The Harzburg Front (German: Harzburger Front) was a short-lived radical right-wing, anti-democratic political alliance in Weimar Germany, formed in 1931 as an attempt to present a unified opposition to the government of Chancellor Heinrich Brüning. It was a coalition of the national conservative German National People's Party (DNVP) under millionaire press-baron Alfred Hugenberg with Adolf Hitler's NSDAP Nazi Party, the leadership of the Stahlhelm paramilitary veterans' association, the Agricultural League and the Pan-German League organizations.

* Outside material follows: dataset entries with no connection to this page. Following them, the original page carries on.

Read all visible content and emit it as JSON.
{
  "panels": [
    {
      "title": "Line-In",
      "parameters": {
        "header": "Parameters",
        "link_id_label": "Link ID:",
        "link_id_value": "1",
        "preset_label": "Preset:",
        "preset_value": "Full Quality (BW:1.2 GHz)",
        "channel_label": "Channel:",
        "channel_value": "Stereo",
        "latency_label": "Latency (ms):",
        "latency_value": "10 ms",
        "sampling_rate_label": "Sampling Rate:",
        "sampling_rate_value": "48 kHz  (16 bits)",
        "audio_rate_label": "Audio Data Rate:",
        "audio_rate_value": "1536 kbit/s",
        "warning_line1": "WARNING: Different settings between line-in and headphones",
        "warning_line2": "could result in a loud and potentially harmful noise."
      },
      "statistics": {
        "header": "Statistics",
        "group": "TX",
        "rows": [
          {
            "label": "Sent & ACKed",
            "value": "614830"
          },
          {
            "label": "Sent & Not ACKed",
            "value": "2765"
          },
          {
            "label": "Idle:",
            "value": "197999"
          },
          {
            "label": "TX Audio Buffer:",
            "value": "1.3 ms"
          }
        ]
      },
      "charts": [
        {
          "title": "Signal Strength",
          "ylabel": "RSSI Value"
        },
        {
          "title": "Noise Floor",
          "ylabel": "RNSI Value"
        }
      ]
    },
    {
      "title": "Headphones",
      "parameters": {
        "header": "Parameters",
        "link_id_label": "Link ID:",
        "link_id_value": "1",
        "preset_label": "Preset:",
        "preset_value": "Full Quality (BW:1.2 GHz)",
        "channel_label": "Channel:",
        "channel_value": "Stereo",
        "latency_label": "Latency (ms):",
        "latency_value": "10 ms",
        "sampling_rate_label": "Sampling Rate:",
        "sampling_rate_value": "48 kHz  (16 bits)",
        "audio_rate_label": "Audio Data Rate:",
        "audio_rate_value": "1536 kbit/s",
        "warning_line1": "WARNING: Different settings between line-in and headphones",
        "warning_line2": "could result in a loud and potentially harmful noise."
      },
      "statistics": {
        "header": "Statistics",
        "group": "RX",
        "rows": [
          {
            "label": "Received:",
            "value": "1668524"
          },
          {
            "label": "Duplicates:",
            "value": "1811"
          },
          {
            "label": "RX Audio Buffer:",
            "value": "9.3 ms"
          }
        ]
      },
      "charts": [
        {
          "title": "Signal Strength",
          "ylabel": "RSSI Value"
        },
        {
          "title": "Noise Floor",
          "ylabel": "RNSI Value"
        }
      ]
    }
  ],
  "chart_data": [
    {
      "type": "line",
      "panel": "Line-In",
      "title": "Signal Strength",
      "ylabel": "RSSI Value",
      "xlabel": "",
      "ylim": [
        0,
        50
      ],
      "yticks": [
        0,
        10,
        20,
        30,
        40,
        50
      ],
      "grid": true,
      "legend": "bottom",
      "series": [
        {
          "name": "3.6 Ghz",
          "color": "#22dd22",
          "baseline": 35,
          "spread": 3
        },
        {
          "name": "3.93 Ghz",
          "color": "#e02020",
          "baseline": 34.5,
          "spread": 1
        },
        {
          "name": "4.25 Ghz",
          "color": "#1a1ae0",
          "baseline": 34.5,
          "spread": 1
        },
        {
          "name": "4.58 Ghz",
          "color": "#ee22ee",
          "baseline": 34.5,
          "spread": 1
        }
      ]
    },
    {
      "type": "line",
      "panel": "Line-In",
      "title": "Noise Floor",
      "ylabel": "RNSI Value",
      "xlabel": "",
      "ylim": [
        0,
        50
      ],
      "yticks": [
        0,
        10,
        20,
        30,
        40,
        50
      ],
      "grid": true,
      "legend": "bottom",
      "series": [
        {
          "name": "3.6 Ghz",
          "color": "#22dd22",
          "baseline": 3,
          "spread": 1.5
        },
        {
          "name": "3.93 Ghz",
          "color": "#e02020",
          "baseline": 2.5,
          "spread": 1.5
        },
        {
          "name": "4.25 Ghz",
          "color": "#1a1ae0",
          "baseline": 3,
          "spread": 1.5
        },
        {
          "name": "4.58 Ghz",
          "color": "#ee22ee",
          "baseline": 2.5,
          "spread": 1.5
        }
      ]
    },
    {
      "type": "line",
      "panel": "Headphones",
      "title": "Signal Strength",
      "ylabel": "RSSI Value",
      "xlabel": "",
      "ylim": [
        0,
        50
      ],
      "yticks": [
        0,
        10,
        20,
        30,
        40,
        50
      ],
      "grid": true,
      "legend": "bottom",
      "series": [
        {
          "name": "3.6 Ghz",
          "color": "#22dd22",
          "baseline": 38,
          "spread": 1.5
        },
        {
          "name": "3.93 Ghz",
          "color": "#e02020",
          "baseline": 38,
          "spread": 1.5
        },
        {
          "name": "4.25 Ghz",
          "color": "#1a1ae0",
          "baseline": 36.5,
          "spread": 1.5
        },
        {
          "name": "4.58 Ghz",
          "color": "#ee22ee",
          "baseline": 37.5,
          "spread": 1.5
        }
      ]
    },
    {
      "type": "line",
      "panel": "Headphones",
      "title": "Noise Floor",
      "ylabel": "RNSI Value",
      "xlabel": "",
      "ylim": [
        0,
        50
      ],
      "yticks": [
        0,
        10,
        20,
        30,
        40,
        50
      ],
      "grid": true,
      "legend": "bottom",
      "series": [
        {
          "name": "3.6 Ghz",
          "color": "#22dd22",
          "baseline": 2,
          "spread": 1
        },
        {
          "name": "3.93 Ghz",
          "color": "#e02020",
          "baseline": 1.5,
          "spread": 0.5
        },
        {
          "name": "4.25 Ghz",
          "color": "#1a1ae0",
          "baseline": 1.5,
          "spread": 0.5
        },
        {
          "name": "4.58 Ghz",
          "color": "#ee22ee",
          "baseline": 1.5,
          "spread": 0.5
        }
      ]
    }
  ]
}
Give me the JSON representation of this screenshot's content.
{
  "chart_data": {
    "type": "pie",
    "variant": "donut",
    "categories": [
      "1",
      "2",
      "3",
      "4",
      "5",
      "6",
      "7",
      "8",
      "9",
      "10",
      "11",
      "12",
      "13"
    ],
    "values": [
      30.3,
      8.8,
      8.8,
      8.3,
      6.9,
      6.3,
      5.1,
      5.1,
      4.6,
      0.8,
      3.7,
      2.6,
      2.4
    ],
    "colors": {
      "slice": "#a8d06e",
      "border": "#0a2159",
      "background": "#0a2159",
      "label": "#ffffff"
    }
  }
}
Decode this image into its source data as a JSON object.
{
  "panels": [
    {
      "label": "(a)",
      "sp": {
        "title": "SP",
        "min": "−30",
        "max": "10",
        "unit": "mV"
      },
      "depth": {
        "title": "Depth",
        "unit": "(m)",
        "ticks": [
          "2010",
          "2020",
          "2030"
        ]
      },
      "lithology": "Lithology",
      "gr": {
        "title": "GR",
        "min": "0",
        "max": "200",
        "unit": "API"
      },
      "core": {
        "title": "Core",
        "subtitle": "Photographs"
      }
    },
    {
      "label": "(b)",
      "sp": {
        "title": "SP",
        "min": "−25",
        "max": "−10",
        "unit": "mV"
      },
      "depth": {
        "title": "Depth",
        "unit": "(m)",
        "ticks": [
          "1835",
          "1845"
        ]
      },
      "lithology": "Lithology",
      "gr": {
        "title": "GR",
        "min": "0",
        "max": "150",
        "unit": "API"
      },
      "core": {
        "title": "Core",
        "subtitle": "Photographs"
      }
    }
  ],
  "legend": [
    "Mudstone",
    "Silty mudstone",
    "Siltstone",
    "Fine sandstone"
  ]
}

The Front formed on Sunday, 11 October 1931 at a convention of representatives of the varying political groupings styling themselves the "national opposition" at the spa town of Bad Harzburg in the Free State of Brunswick, where the Nazi Dietrich Klagges had just been elected State Minister of the Interior. By choosing the province, the organizers avoided a rigid approval procedure conducted by the Social Democratic Prussian government as well as possible Communist protests. Several local communists were nevertheless arrested being charged with sedition and compromising public security. Many Harzburg citizens appreciated the gathering (and the accompanying revenues).
The participating organizations had already undertaken the ultimately unsuccessful joint "Liberty Law" campaign against the Young Plan on war reparations in 1929, by which Hitler had become an accepted ally of anti-democratic national conservative circles. In the course of the Great Depression, the Reich government under the Social Democratic chancellor Hermann Müller had broken up in March 1930, whereafter former Chief of the German General Staff and Reich President Field Marshal Paul von Hindenburg had promoted the succession of Centre politician Heinrich Brüning in order to rule by authoritarian Article 48 emergency decrees. His policies however intensified the crisis and in the election of September 1930, the Nazi Party made the breakthrough with 18.2% of the vote cast (+15.7%), while the DNVP dropped to 7.0% (-7.3%). Hitler had outpaced his conservative associates and though he reluctantly assented to appear at Bad Harzburg, he had no intention to serve as Hugenberg's assistant.